9. Grille salariale après reconversion
| Niveau | Salaire brut annuel | Source |
|---|---|---|
| Junior (0-2 ans) | 42 000 – 50 000 € | APEC Baromètre 2025 |
| Confirmé (3-7 ans) | 55 000 – 70 000 € | CNB Enquête honoraires 2024 |
| Senior (8 ans et plus) | 75 000 – 120 000 € | INSEE Revenus des professions libérales 2025 |
10. Témoignages indicatifs et études de cas
Un ancien expert-comptable de 38 ans, formé via la VAE au CAPA, a intégré le cabinet Latham & Watkins à Paris. Selon lui, “la maîtrise des bilans a accéléré ma crédibilité auprès des associés”. Son dossier a été validé en 18 mois par la CNB.

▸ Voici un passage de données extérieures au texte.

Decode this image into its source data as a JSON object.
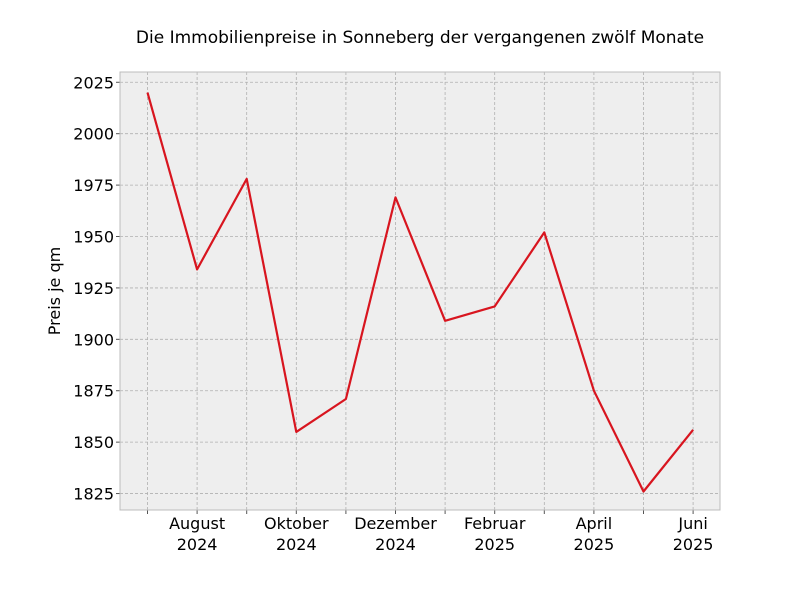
{
  "chart_data": {
    "type": "line",
    "title": "Die Immobilienpreise in Sonneberg der vergangenen zwölf Monate",
    "xlabel": "",
    "ylabel": "Preis je qm",
    "x": [
      "2024-07",
      "2024-08",
      "2024-09",
      "2024-10",
      "2024-11",
      "2024-12",
      "2025-01",
      "2025-02",
      "2025-03",
      "2025-04",
      "2025-05",
      "2025-06"
    ],
    "series": [
      {
        "values": [
          2020,
          1934,
          1978,
          1855,
          1871,
          1969,
          1909,
          1916,
          1952,
          1875,
          1826,
          1856
        ]
      }
    ],
    "ylim": [
      1817,
      2030
    ],
    "y_ticks": [
      "1825",
      "1850",
      "1875",
      "1900",
      "1925",
      "1950",
      "1975",
      "2000",
      "2025"
    ],
    "x_tick_labels": [
      {
        "month": "August",
        "year": "2024"
      },
      {
        "month": "Oktober",
        "year": "2024"
      },
      {
        "month": "Dezember",
        "year": "2024"
      },
      {
        "month": "Februar",
        "year": "2025"
      },
      {
        "month": "April",
        "year": "2025"
      },
      {
        "month": "Juni",
        "year": "2025"
      }
    ],
    "grid": true,
    "line_color": "#d8151f"
  }
}
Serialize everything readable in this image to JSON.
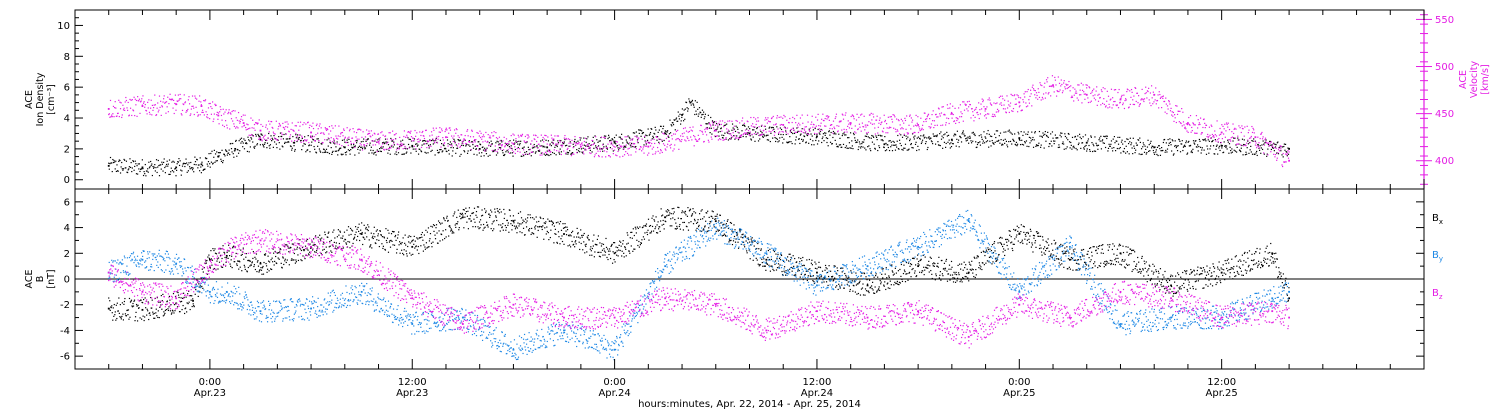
{
  "chart_data": [
    {
      "type": "scatter",
      "panel": "ace-density-velocity",
      "ylabel_lines": [
        "ACE",
        "Ion Density",
        "[cm⁻³]"
      ],
      "y2label_lines": [
        "ACE",
        "Velocity",
        "[km/s]"
      ],
      "ylim": [
        -0.6,
        11
      ],
      "y2lim": [
        370,
        560
      ],
      "yticks": [
        0,
        2,
        4,
        6,
        8,
        10
      ],
      "y2ticks": [
        400,
        450,
        500,
        550
      ],
      "grid": false,
      "series": [
        {
          "axis": "left",
          "color": "#000000",
          "x": [
            -6,
            -4,
            -2,
            -0.5,
            0.5,
            1.5,
            3,
            5,
            8,
            12,
            16,
            20,
            24,
            27,
            28,
            28.5,
            30,
            32,
            36,
            40,
            44,
            48,
            52,
            56,
            60,
            64
          ],
          "values": [
            0.9,
            0.8,
            0.8,
            1.0,
            1.5,
            2.0,
            2.6,
            2.4,
            2.1,
            2.2,
            2.0,
            2.1,
            2.4,
            3.0,
            4.2,
            5.0,
            3.2,
            3.0,
            2.8,
            2.3,
            2.6,
            2.7,
            2.4,
            2.1,
            2.2,
            2.0
          ]
        },
        {
          "axis": "right",
          "color": "#e41ce4",
          "x": [
            -6,
            -4,
            -2,
            -0.5,
            0.5,
            2,
            3,
            6,
            10,
            14,
            18,
            22,
            26,
            30,
            34,
            38,
            42,
            44,
            46,
            48,
            50,
            52,
            54,
            56,
            58,
            60,
            62,
            64
          ],
          "values": [
            455,
            458,
            460,
            458,
            448,
            440,
            432,
            430,
            420,
            425,
            418,
            415,
            415,
            432,
            438,
            440,
            438,
            450,
            455,
            462,
            480,
            470,
            465,
            470,
            440,
            430,
            425,
            400
          ]
        }
      ]
    },
    {
      "type": "scatter",
      "panel": "ace-imf-components",
      "ylabel_lines": [
        "ACE",
        "B",
        "[nT]"
      ],
      "ylim": [
        -7,
        7
      ],
      "yticks": [
        -6,
        -4,
        -2,
        0,
        2,
        4,
        6
      ],
      "zero_line": true,
      "legend_position": "right",
      "series": [
        {
          "name": "B",
          "subscript": "x",
          "color": "#000000",
          "x": [
            -6,
            -4,
            -2,
            -1,
            0,
            1,
            3,
            6,
            9,
            12,
            15,
            18,
            21,
            24,
            27,
            30,
            33,
            36,
            39,
            42,
            45,
            48,
            51,
            54,
            57,
            60,
            63,
            64
          ],
          "values": [
            -2.3,
            -2.4,
            -1.9,
            -1.7,
            1.5,
            1.8,
            1.2,
            2.5,
            3.5,
            2.5,
            4.8,
            4.5,
            3.5,
            2.0,
            4.8,
            4.5,
            1.5,
            0.5,
            -0.5,
            1.0,
            0.5,
            3.5,
            1.5,
            2.0,
            -0.5,
            0.5,
            2.0,
            -1.5
          ]
        },
        {
          "name": "B",
          "subscript": "y",
          "color": "#1e88e5",
          "x": [
            -6,
            -4,
            -2,
            0,
            1,
            3,
            6,
            9,
            12,
            15,
            18,
            21,
            24,
            27,
            30,
            33,
            36,
            39,
            42,
            45,
            48,
            51,
            54,
            57,
            60,
            63,
            64
          ],
          "values": [
            0.5,
            1.5,
            1.2,
            -1.0,
            -1.0,
            -2.5,
            -2.3,
            -1.0,
            -3.5,
            -3.0,
            -5.5,
            -4.0,
            -5.5,
            1.0,
            4.0,
            2.0,
            -0.5,
            1.0,
            2.5,
            4.5,
            -1.0,
            2.5,
            -3.5,
            -3.0,
            -3.0,
            -1.5,
            -1.0
          ]
        },
        {
          "name": "B",
          "subscript": "z",
          "color": "#e41ce4",
          "x": [
            -6,
            -4,
            -2,
            0,
            1.5,
            3,
            6,
            9,
            12,
            15,
            18,
            21,
            24,
            27,
            30,
            33,
            36,
            39,
            42,
            45,
            48,
            51,
            54,
            57,
            60,
            63,
            64
          ],
          "values": [
            0.5,
            -1.0,
            -1.5,
            1.0,
            2.5,
            3.0,
            2.5,
            1.5,
            -1.5,
            -3.5,
            -2.0,
            -3.0,
            -3.0,
            -1.5,
            -2.0,
            -4.0,
            -2.5,
            -3.0,
            -2.5,
            -4.5,
            -2.0,
            -3.0,
            -1.0,
            -1.5,
            -3.0,
            -2.5,
            -3.0
          ]
        }
      ]
    }
  ],
  "x_axis": {
    "xlim": [
      -8,
      72
    ],
    "ticks": [
      {
        "x": 0,
        "time": "0:00",
        "date": "Apr.23"
      },
      {
        "x": 12,
        "time": "12:00",
        "date": "Apr.23"
      },
      {
        "x": 24,
        "time": "0:00",
        "date": "Apr.24"
      },
      {
        "x": 36,
        "time": "12:00",
        "date": "Apr.24"
      },
      {
        "x": 48,
        "time": "0:00",
        "date": "Apr.25"
      },
      {
        "x": 60,
        "time": "12:00",
        "date": "Apr.25"
      }
    ],
    "xlabel": "hours:minutes, Apr. 22, 2014 - Apr. 25, 2014"
  },
  "colors": {
    "density": "#000000",
    "velocity": "#e41ce4",
    "bx": "#000000",
    "by": "#1e88e5",
    "bz": "#e41ce4"
  }
}
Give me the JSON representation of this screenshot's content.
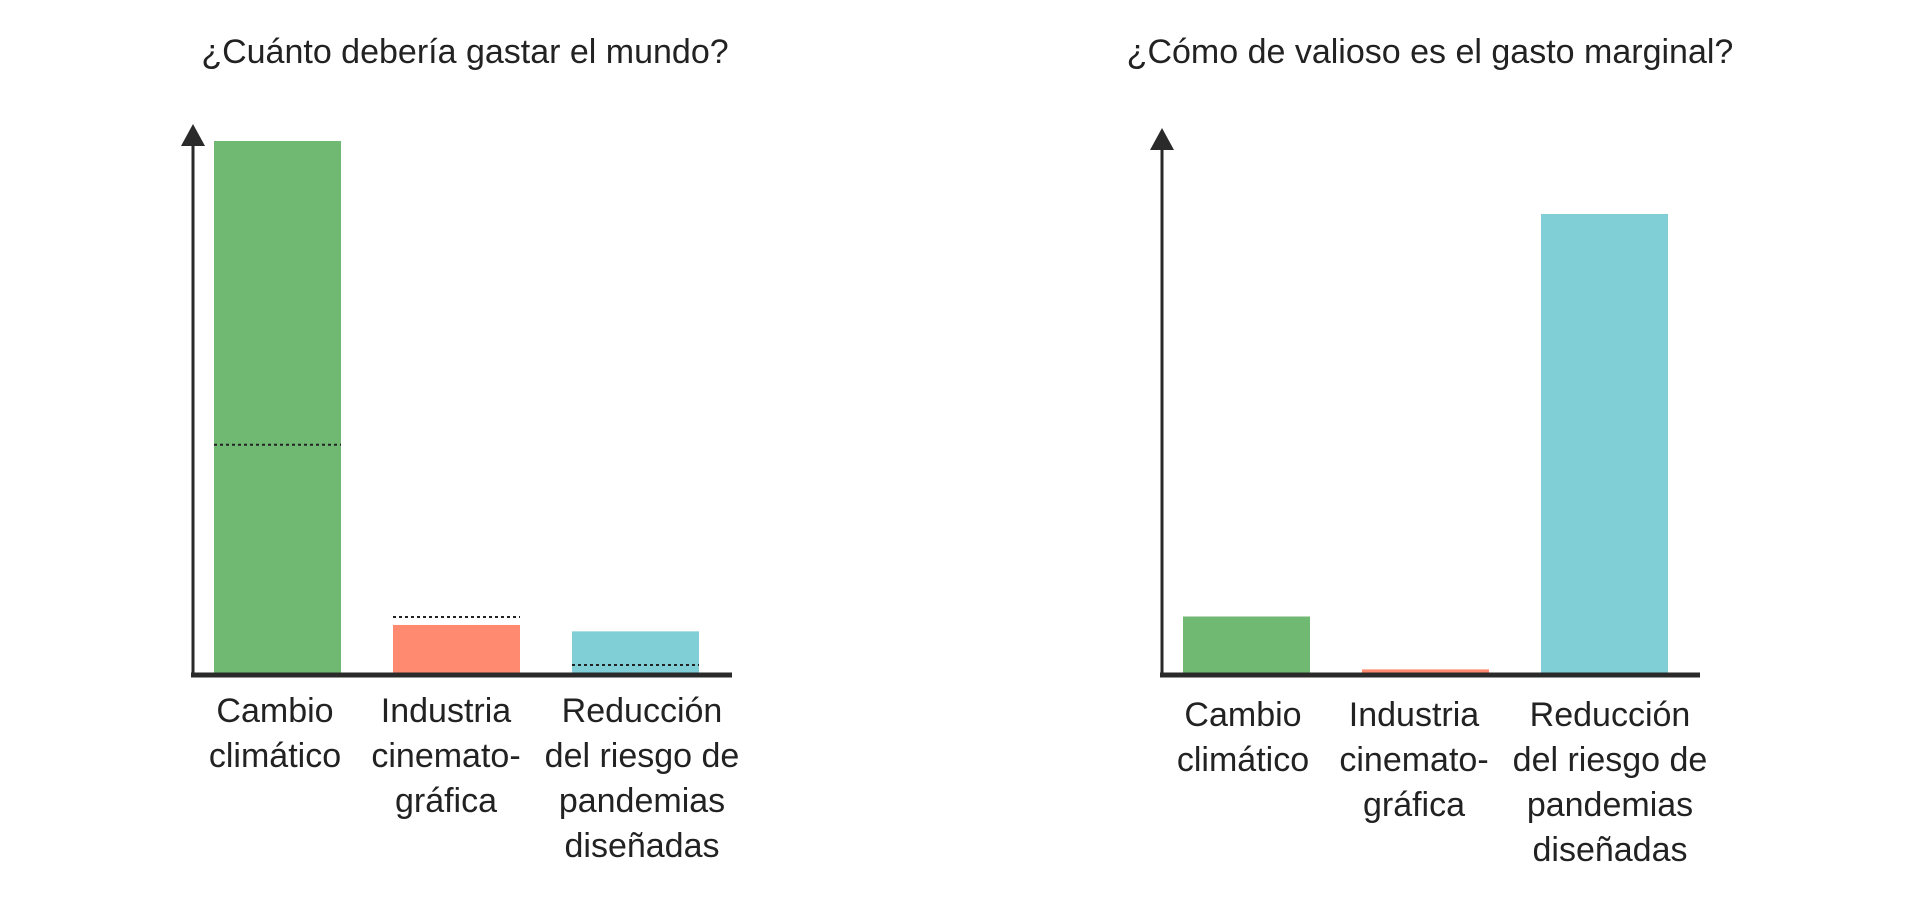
{
  "chart_data": [
    {
      "type": "bar",
      "title": "¿Cuánto debería gastar el mundo?",
      "categories": [
        [
          "Cambio",
          "climático"
        ],
        [
          "Industria",
          "cinemato-",
          "gráfica"
        ],
        [
          "Reducción",
          "del riesgo de",
          "pandemias",
          "diseñadas"
        ]
      ],
      "values": [
        100,
        9.2,
        8
      ],
      "reference_values": [
        43,
        10.7,
        1.7
      ],
      "reference_style": "dotted-line",
      "ylim": [
        0,
        100
      ],
      "axes": "left-and-bottom-arrow",
      "grid": false,
      "xlabel": "",
      "ylabel": "",
      "colors": [
        "#70b973",
        "#ff8a6f",
        "#80cfd7"
      ]
    },
    {
      "type": "bar",
      "title": "¿Cómo de valioso es el gasto marginal?",
      "categories": [
        [
          "Cambio",
          "climático"
        ],
        [
          "Industria",
          "cinemato-",
          "gráfica"
        ],
        [
          "Reducción",
          "del riesgo de",
          "pandemias",
          "diseñadas"
        ]
      ],
      "values": [
        12.5,
        1,
        100
      ],
      "ylim": [
        0,
        100
      ],
      "axes": "left-and-bottom-arrow",
      "grid": false,
      "xlabel": "",
      "ylabel": "",
      "colors": [
        "#70b973",
        "#ff8a6f",
        "#80cfd7"
      ]
    }
  ]
}
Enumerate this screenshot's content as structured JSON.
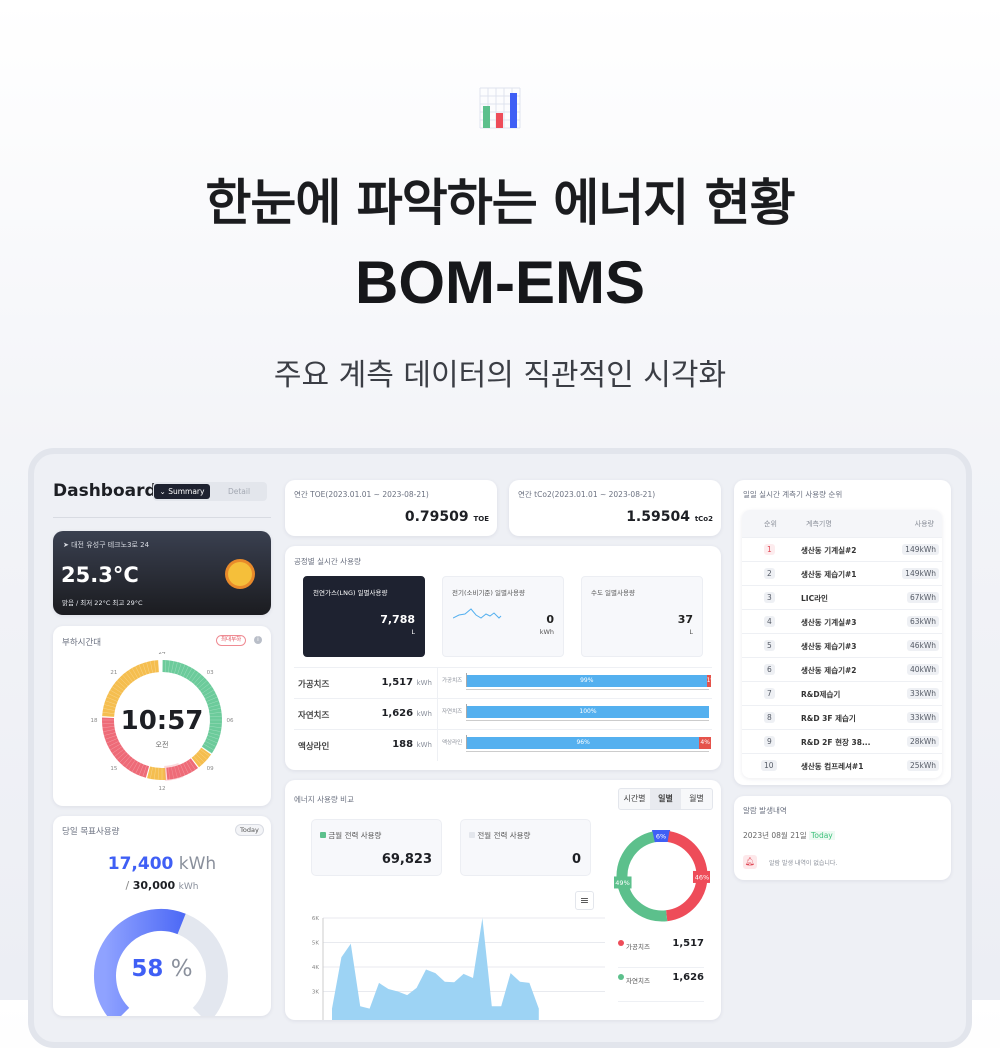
{
  "hero": {
    "title": "한눈에 파악하는 에너지 현황",
    "brand": "BOM-EMS",
    "subtitle": "주요 계측 데이터의 직관적인 시각화",
    "icon": "bar-chart-icon"
  },
  "colors": {
    "green": "#5cc08c",
    "red": "#ee4c59",
    "blue": "#3f5ff5",
    "bar": "#54b0ef",
    "yellow": "#f5be4f",
    "dark": "#1e2230"
  },
  "dashboard": {
    "title": "Dashboard",
    "tabs": [
      {
        "label": "Summary",
        "active": true
      },
      {
        "label": "Detail",
        "active": false
      }
    ]
  },
  "weather": {
    "location": "대전 유성구 테크노3로 24",
    "temperature": "25.3°C",
    "summary": "맑음 / 최저 22°C  최고 29°C",
    "icon": "sun-icon"
  },
  "load": {
    "title": "부하시간대",
    "badge": "최대부하",
    "time": "10:57",
    "ampm": "오전",
    "hours": [
      "24",
      "03",
      "06",
      "09",
      "12",
      "15",
      "18",
      "21"
    ],
    "segments": [
      {
        "from": 0,
        "to": 8.3,
        "level": "light"
      },
      {
        "from": 8.3,
        "to": 9.5,
        "level": "mid"
      },
      {
        "from": 9.5,
        "to": 11.7,
        "level": "peak"
      },
      {
        "from": 11.7,
        "to": 13,
        "level": "mid"
      },
      {
        "from": 13,
        "to": 18.2,
        "level": "peak"
      },
      {
        "from": 18.2,
        "to": 23.8,
        "level": "mid"
      }
    ],
    "current_hour": 10.95
  },
  "target": {
    "title": "당일 목표사용량",
    "badge": "Today",
    "current": "17,400",
    "unit": "kWh",
    "slash": "/",
    "goal": "30,000",
    "percent": 58,
    "percent_label": "58",
    "percent_sign": "%"
  },
  "toe": {
    "label": "연간 TOE(2023.01.01 ~ 2023-08-21)",
    "value": "0.79509",
    "unit": "TOE"
  },
  "co2": {
    "label": "연간 tCo2(2023.01.01 ~ 2023-08-21)",
    "value": "1.59504",
    "unit": "tCo2"
  },
  "process": {
    "title": "공정별 실시간 사용량",
    "tiles": [
      {
        "label": "천연가스(LNG) 일별사용량",
        "value": "7,788",
        "unit": "L"
      },
      {
        "label": "전기(소비기준) 일별사용량",
        "value": "0",
        "unit": "kWh"
      },
      {
        "label": "수도 일별사용량",
        "value": "37",
        "unit": "L"
      }
    ],
    "rows": [
      {
        "name": "가공치즈",
        "value": "1,517",
        "unit": "kWh",
        "bar_label": "가공치즈",
        "main": 99,
        "main_label": "99%",
        "rest": 1,
        "rest_label": "1%"
      },
      {
        "name": "자연치즈",
        "value": "1,626",
        "unit": "kWh",
        "bar_label": "자연치즈",
        "main": 100,
        "main_label": "100%",
        "rest": 0,
        "rest_label": ""
      },
      {
        "name": "액상라인",
        "value": "188",
        "unit": "kWh",
        "bar_label": "액상라인",
        "main": 96,
        "main_label": "96%",
        "rest": 4,
        "rest_label": "4%"
      }
    ]
  },
  "compare": {
    "title": "에너지 사용량 비교",
    "tabs": [
      {
        "label": "시간별",
        "active": false
      },
      {
        "label": "일별",
        "active": true
      },
      {
        "label": "월별",
        "active": false
      }
    ],
    "this_month": {
      "label": "금월 전력 사용량",
      "value": "69,823"
    },
    "last_month": {
      "label": "전월 전력 사용량",
      "value": "0"
    },
    "donut": [
      {
        "label": "6%",
        "value": 6,
        "color": "#3f5ff5"
      },
      {
        "label": "46%",
        "value": 46,
        "color": "#ee4c59"
      },
      {
        "label": "49%",
        "value": 49,
        "color": "#5cc08c"
      }
    ],
    "legend": [
      {
        "name": "가공치즈",
        "value": "1,517",
        "color": "#ee4c59"
      },
      {
        "name": "자연치즈",
        "value": "1,626",
        "color": "#5cc08c"
      }
    ],
    "menu_icon": "hamburger-menu-icon"
  },
  "chart_data": {
    "type": "area",
    "yticks": [
      "6K",
      "5K",
      "4K",
      "3K"
    ],
    "ylim": [
      0,
      6000
    ],
    "grid": true,
    "values": [
      2300,
      4400,
      4950,
      2400,
      2300,
      3350,
      3100,
      3000,
      2850,
      3150,
      3900,
      3750,
      3400,
      3380,
      3720,
      3550,
      6000,
      2400,
      2400,
      3750,
      3400,
      3350,
      2300
    ]
  },
  "ranking": {
    "title": "일일 실시간 계측기 사용량 순위",
    "headers": [
      "순위",
      "계측기명",
      "사용량"
    ],
    "rows": [
      {
        "rank": "1",
        "name": "생산동 기계실#2",
        "usage": "149kWh"
      },
      {
        "rank": "2",
        "name": "생산동 제습기#1",
        "usage": "149kWh"
      },
      {
        "rank": "3",
        "name": "LIC라인",
        "usage": "67kWh"
      },
      {
        "rank": "4",
        "name": "생산동 기계실#3",
        "usage": "63kWh"
      },
      {
        "rank": "5",
        "name": "생산동 제습기#3",
        "usage": "46kWh"
      },
      {
        "rank": "6",
        "name": "생산동 제습기#2",
        "usage": "40kWh"
      },
      {
        "rank": "7",
        "name": "R&D제습기",
        "usage": "33kWh"
      },
      {
        "rank": "8",
        "name": "R&D 3F 제습기",
        "usage": "33kWh"
      },
      {
        "rank": "9",
        "name": "R&D 2F 현장 38...",
        "usage": "28kWh"
      },
      {
        "rank": "10",
        "name": "생산동 컴프레셔#1",
        "usage": "25kWh"
      }
    ]
  },
  "alarm": {
    "title": "알람 발생내역",
    "date": "2023년 08월 21일",
    "today": "Today",
    "empty": "알람 발생 내역이 없습니다.",
    "icon": "bell-icon"
  }
}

Une juriste d’entreprise de 45 ans, sans diplôme de droit initial, a suivi le master passerelle de Sciences Po puis l’EFB. Elle exerce aujourd’hui comme avocate interne chez TotalEnergies, un poste créé en 2025. Cette étude de cas est documentée par l’École des Avocats Sud-Est.
Un fiscaliste de 50 ans, licencié éco, a obtenu son CAPA par VAE en 2024. Il a ouvert un cabinet solo à Lyon, spécialisé dans les cessions de PME. En un an, son chiffre d’affaires a atteint 80 000 euros, selon les chiffres de la Fédération Nationale des Avocats de France.
11. Risques et limites de cette reconversion
Le coût total de la formation (master + EFB) peut dépasser 30 000 euros, sans certitude de prise en charge intégrale. Le financement par prêt bancaire reste fréquent, avec un taux d’endettement moyen de 24 mois après l’installation.
L’accès au CRFPA est très sélectif : taux de réussite de 35% en 2025, selon l’EFB. L’échec retarde la reconversion d’un an. La VAE n’est accessible qu’aux candidats justifiant d’une expérience juridique substantielle.
Le marché parisien offre des débouchés, mais la concurrence y est rude. Les cabinets imposent souvent des horaires longs (60 heures par semaine en période de bouclage). Les risques de burn-out sont réels, comme le souligne une enquête de la Mutuelle des Avocats en 2025.
L’exposition à l’IA (56 %) n’est pas négligeable : les outils de génération de clauses et de due diligence automatisée réduisent la demande pour les tâches d’exécution. Les avocats doivent se concentrer sur le conseil stratégique et la négociation pour rester compétitifs.